Marshall Bruce Mathers, znany lepiej jako Eminem, od ponad dwóch dekad święci triumfy na listach przebojów. Raper ugruntował swoją pozycję jako jeden z najpopularniejszych muzyków wszech czasów, budując swoją karierę głównie na skandalach. I choć z biegiem lat Amerykanin nieco przystopował z wdawaniem się w kolejne medialne konflikty, co jakiś czas pozwala sobie na zaczepki wobec znajomych z branży.
W przeszłości ostre słowa piosenek niejednokrotnie przysparzały Eminemowi wielu kłopotów. Tak było w przypadku nagrania, w którym raper wyraził poparcie dla Chrisa Browna po tym, jak tamten pobił Rihannę w samochodzie. Po latach muzyk postanowił przeprosić artystkę za obrzydliwy tekst piosenki, gdzie rapował: "Oczywiście, że jestem po stronie Chrisa/ Też pobiłbym tę s*kę".
Mimo upływu lat znany skandalista wciąż cieszy się sporym wzięciem.

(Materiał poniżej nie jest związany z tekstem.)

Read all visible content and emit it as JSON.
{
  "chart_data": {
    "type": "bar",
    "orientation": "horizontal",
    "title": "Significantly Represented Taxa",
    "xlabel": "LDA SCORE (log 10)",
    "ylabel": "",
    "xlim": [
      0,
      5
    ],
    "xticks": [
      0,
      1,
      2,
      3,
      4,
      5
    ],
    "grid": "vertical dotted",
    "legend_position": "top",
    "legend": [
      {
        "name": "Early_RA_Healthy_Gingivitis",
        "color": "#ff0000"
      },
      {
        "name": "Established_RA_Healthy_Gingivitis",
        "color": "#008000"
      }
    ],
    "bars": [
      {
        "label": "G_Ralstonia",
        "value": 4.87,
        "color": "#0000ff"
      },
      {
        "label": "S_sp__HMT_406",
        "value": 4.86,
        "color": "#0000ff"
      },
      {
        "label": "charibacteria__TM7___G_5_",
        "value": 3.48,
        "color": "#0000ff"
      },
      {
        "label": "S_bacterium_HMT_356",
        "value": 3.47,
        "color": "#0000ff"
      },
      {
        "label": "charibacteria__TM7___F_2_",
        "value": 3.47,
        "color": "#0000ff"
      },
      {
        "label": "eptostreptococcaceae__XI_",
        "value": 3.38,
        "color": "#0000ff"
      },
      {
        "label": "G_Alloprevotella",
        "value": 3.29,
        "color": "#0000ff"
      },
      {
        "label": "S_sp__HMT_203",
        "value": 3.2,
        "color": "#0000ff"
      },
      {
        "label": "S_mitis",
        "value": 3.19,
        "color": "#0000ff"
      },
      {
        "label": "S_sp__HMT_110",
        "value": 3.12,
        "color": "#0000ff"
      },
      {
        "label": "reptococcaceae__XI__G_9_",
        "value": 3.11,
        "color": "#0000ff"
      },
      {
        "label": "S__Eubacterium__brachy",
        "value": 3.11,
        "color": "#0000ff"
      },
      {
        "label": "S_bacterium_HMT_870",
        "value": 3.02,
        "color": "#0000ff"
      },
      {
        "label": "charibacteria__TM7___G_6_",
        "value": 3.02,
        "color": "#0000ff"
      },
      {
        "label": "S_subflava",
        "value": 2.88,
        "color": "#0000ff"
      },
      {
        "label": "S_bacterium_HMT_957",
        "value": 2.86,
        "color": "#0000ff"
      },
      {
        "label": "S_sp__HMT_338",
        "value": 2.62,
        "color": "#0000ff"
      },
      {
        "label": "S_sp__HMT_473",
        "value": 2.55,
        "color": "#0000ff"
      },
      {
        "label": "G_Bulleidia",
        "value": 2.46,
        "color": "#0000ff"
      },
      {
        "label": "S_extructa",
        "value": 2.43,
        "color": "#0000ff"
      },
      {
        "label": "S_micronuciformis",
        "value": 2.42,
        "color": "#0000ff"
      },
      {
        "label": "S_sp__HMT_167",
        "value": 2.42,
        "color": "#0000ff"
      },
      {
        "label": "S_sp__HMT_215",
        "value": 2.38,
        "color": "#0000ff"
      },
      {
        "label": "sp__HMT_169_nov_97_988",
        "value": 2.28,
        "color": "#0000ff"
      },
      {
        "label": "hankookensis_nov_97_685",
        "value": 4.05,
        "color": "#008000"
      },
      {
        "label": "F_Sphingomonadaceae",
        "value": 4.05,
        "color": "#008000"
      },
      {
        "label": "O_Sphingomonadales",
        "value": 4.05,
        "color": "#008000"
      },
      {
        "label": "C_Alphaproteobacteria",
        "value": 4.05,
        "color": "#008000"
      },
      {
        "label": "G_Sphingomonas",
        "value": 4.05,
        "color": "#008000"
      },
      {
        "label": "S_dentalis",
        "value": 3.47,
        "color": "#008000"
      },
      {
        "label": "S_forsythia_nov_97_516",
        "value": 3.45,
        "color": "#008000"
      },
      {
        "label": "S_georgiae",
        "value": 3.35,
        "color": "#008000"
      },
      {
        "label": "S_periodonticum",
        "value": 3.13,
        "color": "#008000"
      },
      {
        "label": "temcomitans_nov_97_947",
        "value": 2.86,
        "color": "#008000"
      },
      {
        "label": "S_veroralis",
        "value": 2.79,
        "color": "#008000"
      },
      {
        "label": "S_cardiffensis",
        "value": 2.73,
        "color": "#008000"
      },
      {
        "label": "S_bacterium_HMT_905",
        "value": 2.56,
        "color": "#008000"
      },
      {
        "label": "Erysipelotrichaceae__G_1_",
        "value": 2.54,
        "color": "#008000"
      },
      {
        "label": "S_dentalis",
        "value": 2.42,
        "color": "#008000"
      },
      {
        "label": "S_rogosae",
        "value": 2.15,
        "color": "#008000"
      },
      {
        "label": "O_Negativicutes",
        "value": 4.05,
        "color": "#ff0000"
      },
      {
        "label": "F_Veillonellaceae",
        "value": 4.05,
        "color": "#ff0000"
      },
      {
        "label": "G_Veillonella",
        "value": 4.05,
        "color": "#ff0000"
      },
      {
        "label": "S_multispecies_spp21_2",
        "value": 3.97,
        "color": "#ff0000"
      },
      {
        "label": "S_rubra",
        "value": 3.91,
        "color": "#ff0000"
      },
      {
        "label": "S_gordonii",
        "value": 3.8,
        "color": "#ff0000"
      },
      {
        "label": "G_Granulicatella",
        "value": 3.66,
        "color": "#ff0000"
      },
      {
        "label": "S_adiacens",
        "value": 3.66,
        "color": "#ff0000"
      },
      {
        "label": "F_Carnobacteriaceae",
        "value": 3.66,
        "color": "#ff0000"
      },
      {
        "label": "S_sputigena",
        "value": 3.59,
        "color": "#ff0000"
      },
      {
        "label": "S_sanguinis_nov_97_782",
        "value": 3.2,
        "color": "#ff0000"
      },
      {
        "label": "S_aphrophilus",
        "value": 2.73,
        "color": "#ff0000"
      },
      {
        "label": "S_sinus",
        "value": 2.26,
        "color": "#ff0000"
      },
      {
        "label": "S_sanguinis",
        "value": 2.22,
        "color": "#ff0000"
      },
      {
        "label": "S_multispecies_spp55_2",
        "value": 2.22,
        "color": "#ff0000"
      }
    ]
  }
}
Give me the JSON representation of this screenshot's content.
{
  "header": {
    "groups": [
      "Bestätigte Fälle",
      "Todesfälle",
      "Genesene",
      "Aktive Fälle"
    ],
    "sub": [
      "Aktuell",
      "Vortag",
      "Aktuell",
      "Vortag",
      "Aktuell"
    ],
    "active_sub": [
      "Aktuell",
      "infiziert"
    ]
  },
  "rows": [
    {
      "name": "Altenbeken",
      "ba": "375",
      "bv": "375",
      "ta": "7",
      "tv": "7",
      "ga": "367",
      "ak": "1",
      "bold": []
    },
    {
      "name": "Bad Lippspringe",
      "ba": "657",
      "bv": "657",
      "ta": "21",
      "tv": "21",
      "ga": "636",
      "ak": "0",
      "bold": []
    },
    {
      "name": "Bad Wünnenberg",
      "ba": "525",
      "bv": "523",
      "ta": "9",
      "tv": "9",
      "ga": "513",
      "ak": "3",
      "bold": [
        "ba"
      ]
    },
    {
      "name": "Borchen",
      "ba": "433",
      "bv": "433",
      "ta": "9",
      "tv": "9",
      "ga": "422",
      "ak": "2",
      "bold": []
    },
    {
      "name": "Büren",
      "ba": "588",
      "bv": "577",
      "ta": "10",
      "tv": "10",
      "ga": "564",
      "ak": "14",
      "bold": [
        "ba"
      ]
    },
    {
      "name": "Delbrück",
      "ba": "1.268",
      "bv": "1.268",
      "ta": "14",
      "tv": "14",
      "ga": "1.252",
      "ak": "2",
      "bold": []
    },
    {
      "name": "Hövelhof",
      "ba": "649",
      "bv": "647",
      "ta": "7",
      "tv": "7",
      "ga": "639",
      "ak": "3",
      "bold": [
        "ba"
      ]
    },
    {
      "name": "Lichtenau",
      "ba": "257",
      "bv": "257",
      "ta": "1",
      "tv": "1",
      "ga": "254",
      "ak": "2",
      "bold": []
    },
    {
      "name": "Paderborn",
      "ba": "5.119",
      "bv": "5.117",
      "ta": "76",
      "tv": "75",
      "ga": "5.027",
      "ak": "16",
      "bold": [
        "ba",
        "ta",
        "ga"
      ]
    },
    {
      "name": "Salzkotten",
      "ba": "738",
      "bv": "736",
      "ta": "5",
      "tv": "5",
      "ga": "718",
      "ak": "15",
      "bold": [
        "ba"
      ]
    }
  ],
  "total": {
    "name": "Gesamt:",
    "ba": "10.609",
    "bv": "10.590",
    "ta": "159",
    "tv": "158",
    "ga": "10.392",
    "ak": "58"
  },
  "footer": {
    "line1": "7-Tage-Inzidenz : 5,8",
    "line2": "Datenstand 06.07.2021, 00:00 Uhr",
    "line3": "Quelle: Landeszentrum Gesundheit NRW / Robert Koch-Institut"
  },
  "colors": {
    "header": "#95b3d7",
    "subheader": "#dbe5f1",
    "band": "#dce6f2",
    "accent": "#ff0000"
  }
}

Może o tym świadczyć fakt, że 49-latkowi zaproponowano udział w tegorocznym Halftime Show na Super Bowl, gdzie pojawił się na scenie obok takich osobistości świata muzyki, jak Snoop Dogg, Dr. Dre, Mary J. Blige, 50 Cent czy Kendrick Lamar. Dla wielu artystów koncert ten jest prawdziwym zaszczytem i swoistym ukoronowaniem kariery. Jednak tym, co przede wszystkim zwróciło uwagę widzów, nie były umiejętności wokalne Eminema, a jego... mocno podkreślone brwi. Muzyk wyraźnie próbował ukryć je pod nasuniętą na czoło czapką, jednak wprawne oczy fanów momentalnie dostrzegły, że 49-latek wygląda jakoś inaczej niż zwykle. W sieci momentalnie zaroiło się od komentarzy dotyczących nowego "looku" Mathersa.
Eminem, co jest nie tak z twoimi brwiami? Kto go tak wpuścił na scenę...
Czy Eminem narysował swoje brwi kredką?
Świetny występ! Ale muszę przyznać, że moją uwagę rozpraszały brwi Eminema.
W trakcie koncertu raper uklęknął na jedno kolano, żeby zwrócić uwagę na niesprawiedliwość rasową i brutalność policji.
A Wy jak sądzicie, do twarzy mu z nowymi brwiami?